The newly expanded requirements build on existing state and federal mental health parity and substance use disorder requirements. It mandates that any plan providing hospital, medical, or surgical coverage provide for all medically necessary treatment of mental health and substance use disorder, under the same terms and conditions applied to other medical conditions, while establishing new guidelines for determining medical necessity.
“‘Medically necessary treatment of a mental health or substance use disorder’ means a service or product addressing the specific needs of that patient, for the purpose of preventing, diagnosing, or treating an illness, injury, condition, or its symptoms, including minimizing the progression of that illness, injury, condition, or its symptoms,” including the following benefits:
- Basic health care services;
- Intermediate services including residential treatment, partial hospitalization and intensive outpatient treatment;
- Prescription drugs, if the plan includes such coverage.

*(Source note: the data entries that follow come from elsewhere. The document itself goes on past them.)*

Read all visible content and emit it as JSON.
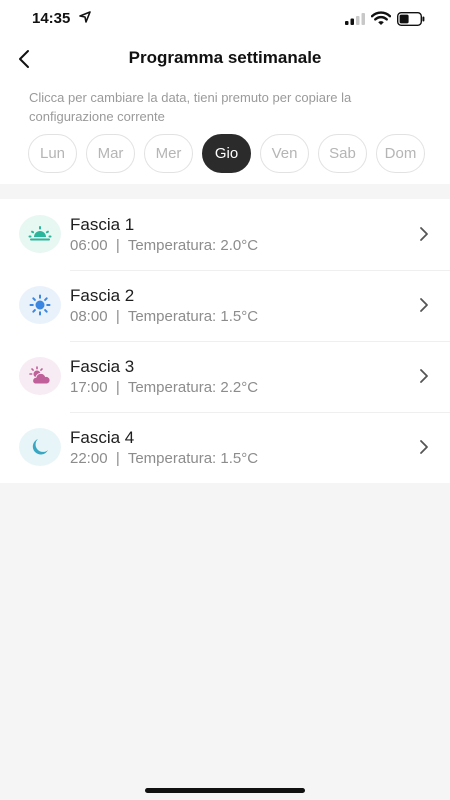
{
  "status": {
    "time": "14:35"
  },
  "header": {
    "title": "Programma settimanale"
  },
  "hint": "Clicca per cambiare la data, tieni premuto per copiare la configurazione corrente",
  "days": [
    {
      "label": "Lun",
      "active": false
    },
    {
      "label": "Mar",
      "active": false
    },
    {
      "label": "Mer",
      "active": false
    },
    {
      "label": "Gio",
      "active": true
    },
    {
      "label": "Ven",
      "active": false
    },
    {
      "label": "Sab",
      "active": false
    },
    {
      "label": "Dom",
      "active": false
    }
  ],
  "slots": [
    {
      "title": "Fascia 1",
      "subtitle": "06:00  |  Temperatura: 2.0°C",
      "icon": "sunrise-icon",
      "icon_color": "#2bb59a",
      "icon_bg": "#e7f7f2"
    },
    {
      "title": "Fascia 2",
      "subtitle": "08:00  |  Temperatura: 1.5°C",
      "icon": "sun-icon",
      "icon_color": "#3a86e0",
      "icon_bg": "#e9f1fb"
    },
    {
      "title": "Fascia 3",
      "subtitle": "17:00  |  Temperatura: 2.2°C",
      "icon": "cloud-sun-icon",
      "icon_color": "#c0609a",
      "icon_bg": "#f7ecf3"
    },
    {
      "title": "Fascia 4",
      "subtitle": "22:00  |  Temperatura: 1.5°C",
      "icon": "moon-icon",
      "icon_color": "#3aa7c2",
      "icon_bg": "#e8f5f8"
    }
  ],
  "colors": {
    "active_day_bg": "#2b2b2b",
    "page_bg": "#f5f5f5"
  }
}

Accordingly, plans are prohibited from limiting its mental health and substance use disorder benefits to short-term or acute care and treatment. These requirements also extend to out-of-network services when no in-network services are available to the extent that the participant cannot be required to pay more than the same cost-sharing that the participant would pay for the same covered services received from an in-network provider.
Generally, these new requirements will apply to all plans issued in the state of California. However, it remains to be seen whether the courts agree that this law would be preempted by ERISA like many other state laws that relate to insurance. If ERISA preemption is found to apply to this law, the state cannot require self-insured plans to comply with it. Nonetheless, the existing federal mental health parity framework would still apply to those self-insured plans.